In einen Abgesang auf den Wissenschaftsjournalismus mag ich dennoch nicht einstimmen. So sehe ich es als großen Gewinn an, wenn Wissenschaftler ihre Arbeit selbst nach außen tragen und auch bereitstehen für Nachfragen und Diskussionen, denn das verankert Forschung fester in unserer Gesellschaft.
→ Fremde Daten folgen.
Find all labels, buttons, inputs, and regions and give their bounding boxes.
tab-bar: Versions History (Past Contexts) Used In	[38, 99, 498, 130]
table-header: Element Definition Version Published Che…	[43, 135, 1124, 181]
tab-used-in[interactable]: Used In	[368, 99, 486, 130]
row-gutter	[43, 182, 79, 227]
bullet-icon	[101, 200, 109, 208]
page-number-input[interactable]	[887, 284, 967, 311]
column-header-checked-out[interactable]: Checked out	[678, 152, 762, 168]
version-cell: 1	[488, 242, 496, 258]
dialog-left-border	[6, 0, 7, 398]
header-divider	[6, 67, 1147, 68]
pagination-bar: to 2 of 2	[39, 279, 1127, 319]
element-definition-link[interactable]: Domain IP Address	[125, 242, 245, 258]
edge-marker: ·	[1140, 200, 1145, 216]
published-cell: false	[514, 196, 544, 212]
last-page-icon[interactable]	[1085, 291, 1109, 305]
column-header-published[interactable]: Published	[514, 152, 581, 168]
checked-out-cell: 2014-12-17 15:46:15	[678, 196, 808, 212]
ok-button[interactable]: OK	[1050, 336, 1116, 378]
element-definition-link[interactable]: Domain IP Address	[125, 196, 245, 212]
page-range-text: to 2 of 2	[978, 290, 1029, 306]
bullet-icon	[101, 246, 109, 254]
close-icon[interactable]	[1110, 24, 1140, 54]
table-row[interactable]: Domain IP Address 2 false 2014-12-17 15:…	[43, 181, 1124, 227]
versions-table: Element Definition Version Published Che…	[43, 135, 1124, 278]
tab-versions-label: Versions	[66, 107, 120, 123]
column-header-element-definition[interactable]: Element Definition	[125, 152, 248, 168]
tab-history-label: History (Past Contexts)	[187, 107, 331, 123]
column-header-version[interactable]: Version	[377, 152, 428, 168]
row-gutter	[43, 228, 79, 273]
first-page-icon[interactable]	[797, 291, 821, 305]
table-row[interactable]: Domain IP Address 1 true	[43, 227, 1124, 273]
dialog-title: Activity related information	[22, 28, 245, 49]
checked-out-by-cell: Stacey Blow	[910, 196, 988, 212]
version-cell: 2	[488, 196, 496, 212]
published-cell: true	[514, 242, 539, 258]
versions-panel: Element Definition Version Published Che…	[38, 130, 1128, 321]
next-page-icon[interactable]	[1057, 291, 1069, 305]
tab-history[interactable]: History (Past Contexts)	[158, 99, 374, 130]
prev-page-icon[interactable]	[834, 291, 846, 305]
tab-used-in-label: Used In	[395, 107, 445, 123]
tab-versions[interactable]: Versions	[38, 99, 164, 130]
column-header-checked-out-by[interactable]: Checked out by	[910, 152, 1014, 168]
Kritischer sehe ich institutionell erwünschte Selbstbeweihräucherung nach dem Strickmuster "Wir lösen bald das und das Problem und haben die und die Gelder eingeworben". Die neuen Wissenschaftspublizisten aus den sozialen Netzwerken schließlich entwickeln einerseits erfrischend neue Darstellungsformen und zugkräftige Ansprachen, andererseits erreichen sie mit meist kurzen Clips und Textschnipseln häufig nicht die Tiefe der Auseinandersetzung, die vielen Themen angemessen ist.
Für den Wissenschaftsjournalismus bedeutet all das: Da immer mehr Stimmen anheben, Forschung zu erklären, zu promoten oder auch unterhaltend durch den Kakao zu ziehen, braucht die Gesellschaft mehr denn je Instanzen, die in der Sache unabhängig berichten, die die einschlägige Fachliteratur auch wirklich sichten und einordnen können, die Querbezüge herstellen sowie den Wissenschaftsbetrieb und seine Protagonisten von außen betrachten. Wer hier gute redaktionelle Arbeit macht – und das nehmen wir bei "Spektrum" im Heft wie online für uns in Anspruch –, wird auch in Zukunft nachgefragt werden.